In order to last, Guillaume Gibault plans to industrialize this buzz and to turn it into a trademark: “We managed to create a real editorial line on social networks and every morning we are trying to find the phrase that will catch attention, to surf on the news in a clever way”. . The figures are a testament to it: 78k likes on Facebook (this is almost as much as a brand like Carven for instance, with an international reach), 15k followers on Twitter (twice as much as the French creator).
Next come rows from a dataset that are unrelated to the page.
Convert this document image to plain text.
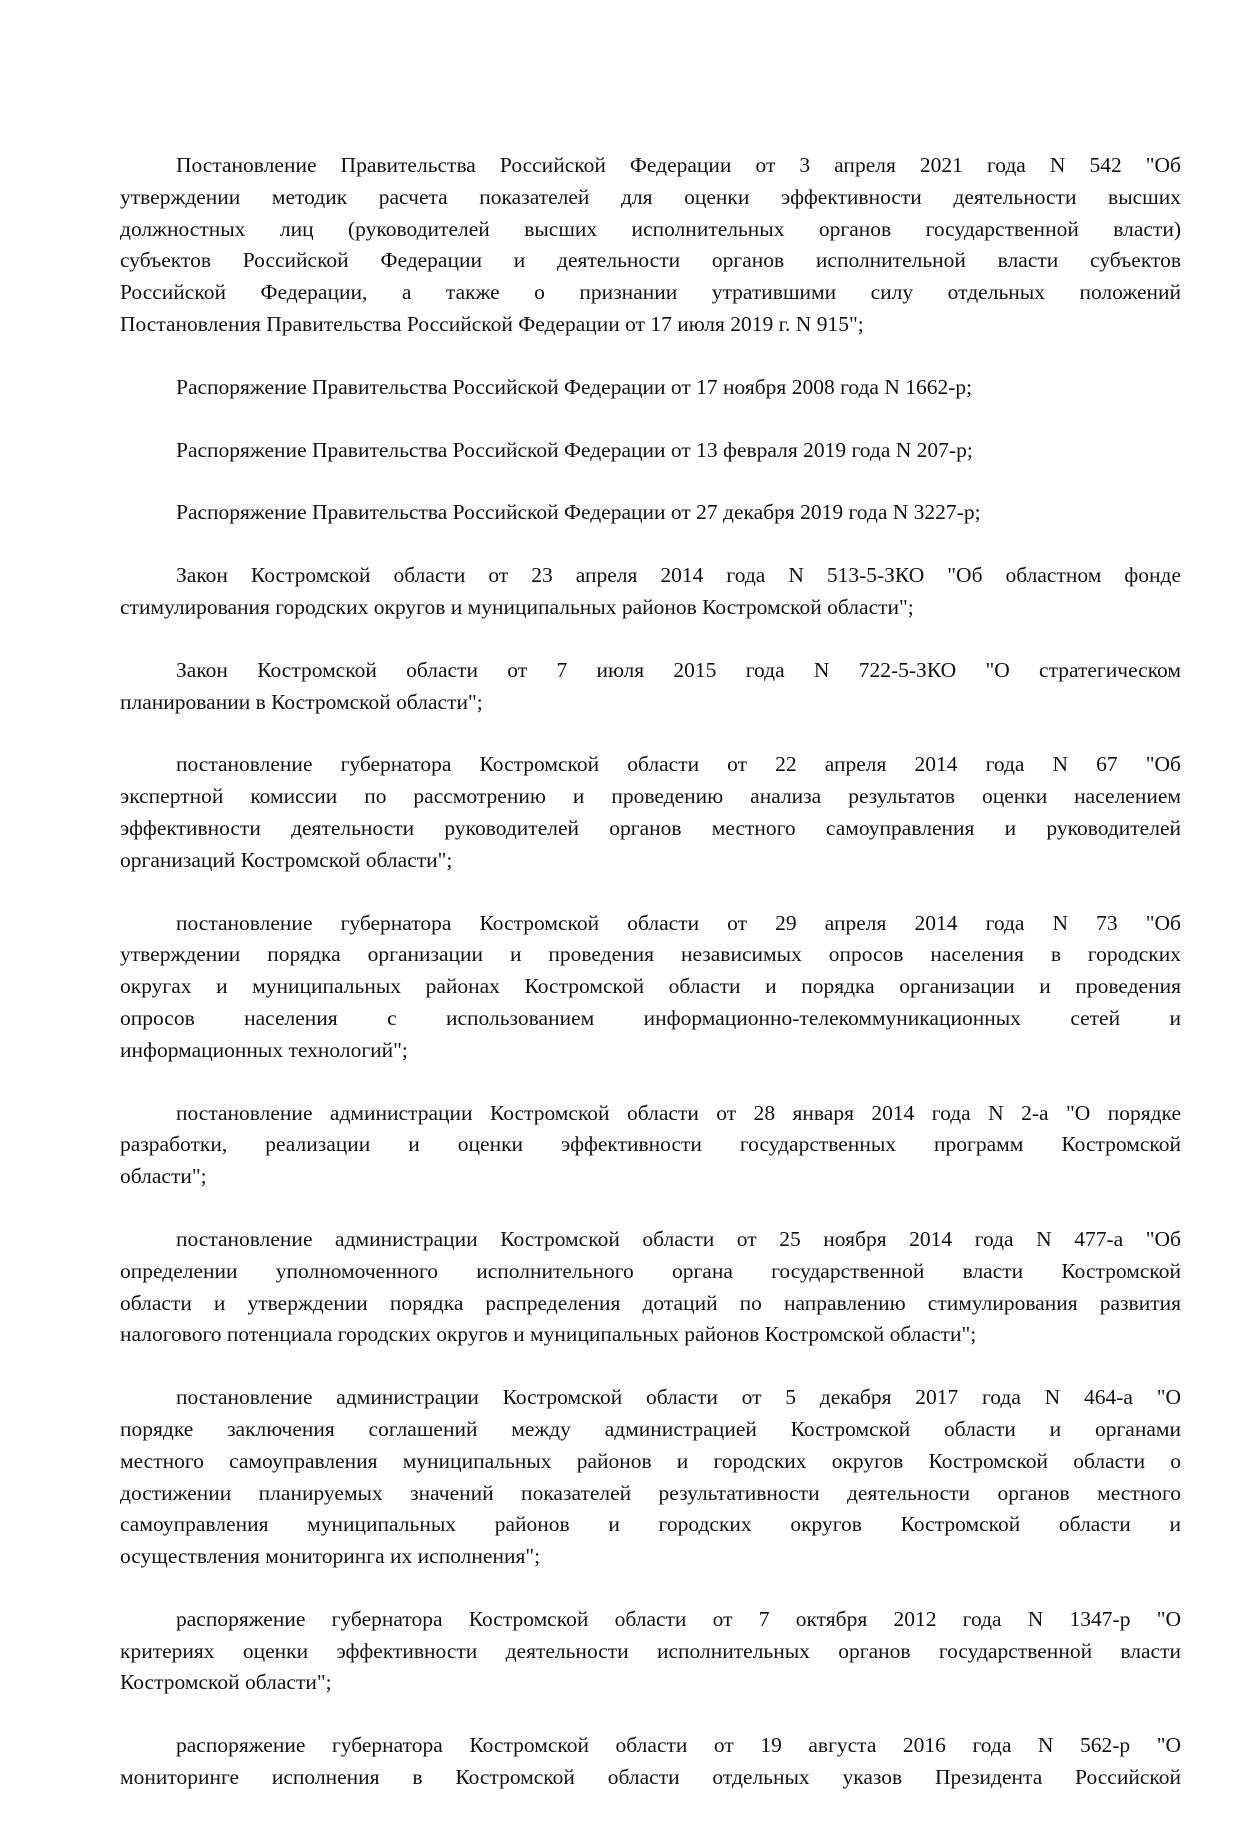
Постановление Правительства Российской Федерации от 3 апреля 2021 года N 542 "Об
утверждении методик расчета показателей для оценки эффективности деятельности высших
должностных лиц (руководителей высших исполнительных органов государственной власти)
субъектов Российской Федерации и деятельности органов исполнительной власти субъектов
Российской Федерации, а также о признании утратившими силу отдельных положений
Постановления Правительства Российской Федерации от 17 июля 2019 г. N 915";
Распоряжение Правительства Российской Федерации от 17 ноября 2008 года N 1662-р;
Распоряжение Правительства Российской Федерации от 13 февраля 2019 года N 207-р;
Распоряжение Правительства Российской Федерации от 27 декабря 2019 года N 3227-р;
Закон Костромской области от 23 апреля 2014 года N 513-5-ЗКО "Об областном фонде
стимулирования городских округов и муниципальных районов Костромской области";
Закон Костромской области от 7 июля 2015 года N 722-5-ЗКО "О стратегическом
планировании в Костромской области";
постановление губернатора Костромской области от 22 апреля 2014 года N 67 "Об
экспертной комиссии по рассмотрению и проведению анализа результатов оценки населением
эффективности деятельности руководителей органов местного самоуправления и руководителей
организаций Костромской области";
постановление губернатора Костромской области от 29 апреля 2014 года N 73 "Об
утверждении порядка организации и проведения независимых опросов населения в городских
округах и муниципальных районах Костромской области и порядка организации и проведения
опросов населения с использованием информационно-телекоммуникационных сетей и
информационных технологий";
постановление администрации Костромской области от 28 января 2014 года N 2-а "О порядке
разработки, реализации и оценки эффективности государственных программ Костромской
области";
постановление администрации Костромской области от 25 ноября 2014 года N 477-а "Об
определении уполномоченного исполнительного органа государственной власти Костромской
области и утверждении порядка распределения дотаций по направлению стимулирования развития
налогового потенциала городских округов и муниципальных районов Костромской области";
постановление администрации Костромской области от 5 декабря 2017 года N 464-а "О
порядке заключения соглашений между администрацией Костромской области и органами
местного самоуправления муниципальных районов и городских округов Костромской области о
достижении планируемых значений показателей результативности деятельности органов местного
самоуправления муниципальных районов и городских округов Костромской области и
осуществления мониторинга их исполнения";
распоряжение губернатора Костромской области от 7 октября 2012 года N 1347-р "О
критериях оценки эффективности деятельности исполнительных органов государственной власти
Костромской области";
распоряжение губернатора Костромской области от 19 августа 2016 года N 562-р "О
мониторинге исполнения в Костромской области отдельных указов Президента Российской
What about the Made in France? Originally a major marketing asset, the theme seems to have gone out of fashion lately and Arnaud Montebourg’s “marinière” (a striped jersey) is not really relevant anymore. “Even if it has been less present in the past two years, the Made in France ensues from a deeper tendency: the need for more transparency. Consumers want to know more about the products and to participate in an entrepreneurial adventure. Not only is it a vehicle for communication but it also allows an important logistic reactivity. For instance, unlike other brands, we do not have to sell our articles off by 50% at the end of the winter because we bought too many articles to China to recoup the transport costs.” the entrepreneur explains.
Even if it is less trendy in France, the Made in France should be a strong argument on the international scene. In 2015, the Slip Français opened its first shop abroad, in Hong-Kong. Its last year 2 million euros fund raising to 360 Capital Partners should enable it to then settle in near-Europe. Originally a pure internet player, the Slip Français is now making 20% of its sales in shops.